Root veg casserole with stuffing dumplings

Using shop-bought stuffing mixture gives this nutritious, veggie one-pot a tasty festive twist. Poach the stuffing balls on top of the stew for a soft, melt-in-the-mouth texture, or bake separately on a tray in the oven if you prefer a crisper finish.

Ingredients

VEGETARIAN

Serves: 4

Ready in: 50 mins

 

  • 1 tbsp olive oil
  • 2 leeks sliced
  • 500g mixed root veg, such as parsnips, carrots, swede or sweet potato
  • 2 garlic cloves, finely chopped
  • 1 tsp paprika
  • ½ tsp dried mixed herbs
  • 70g red lentils
  • 2 tbsp tomato purée
  • 400g tin chopped tomatoes
  • 400ml vegetable stock
  • 85g pack Co-op Sage & Onion Stuffing Mix
  • 30g mature Cheddar, finely grated

Method

  1. Preheat the oven to 200°C/fan 180°C/gas 6.
  2. Heat the oil in a flameproof casserole dish with a lid, then add the leeks and fry for 2-3 mins until starting to soften.
  3.  Add the root veg and fry for 5 mins.
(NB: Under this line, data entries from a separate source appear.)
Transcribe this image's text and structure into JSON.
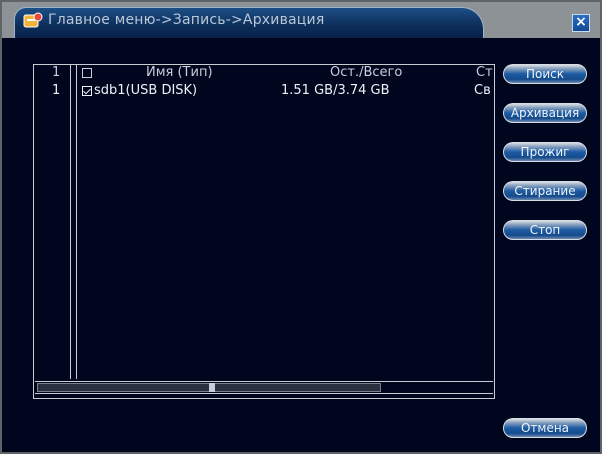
{
  "window": {
    "title": "Главное меню->Запись->Архивация",
    "close_label": "×"
  },
  "table": {
    "columns": [
      "1",
      "Имя (Тип)",
      "Ост./Всего",
      "Ст"
    ],
    "rows": [
      {
        "index": "1",
        "checked": true,
        "name": "sdb1(USB DISK)",
        "space": "1.51 GB/3.74 GB",
        "status": "Св"
      }
    ]
  },
  "scrollbar": {
    "position": 0.38
  },
  "buttons": {
    "search": "Поиск",
    "archive": "Архивация",
    "burn": "Прожиг",
    "erase": "Стирание",
    "stop": "Стоп",
    "cancel": "Отмена"
  },
  "colors": {
    "background": "#01061f",
    "title_tab": "#0c2d58",
    "button": "#1c5aa3",
    "text": "#eef1f5"
  },
  "icons": {
    "title": "menu-icon",
    "close": "close-icon"
  }
}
Add the garlic and fry for another min.
  4.  Stir in the paprika and dried herbs and cook for 1 min, then add the lentils, tomato purée, chopped tomatoes and stock. Bring to a simmer and cook for 15 mins.
  5.  Meanwhile, make the stuffing dumplings. Put the stuffing mixt in a bowl and pour in 250ml boiling water. Leave to stand for 5 mins, then stir in the cheese, season and roll into 8 even-sized balls.
  6.  Place the dumplings on top of the stew, cover and put in the oven for 20-25 mins until the veg and dumplings are tender.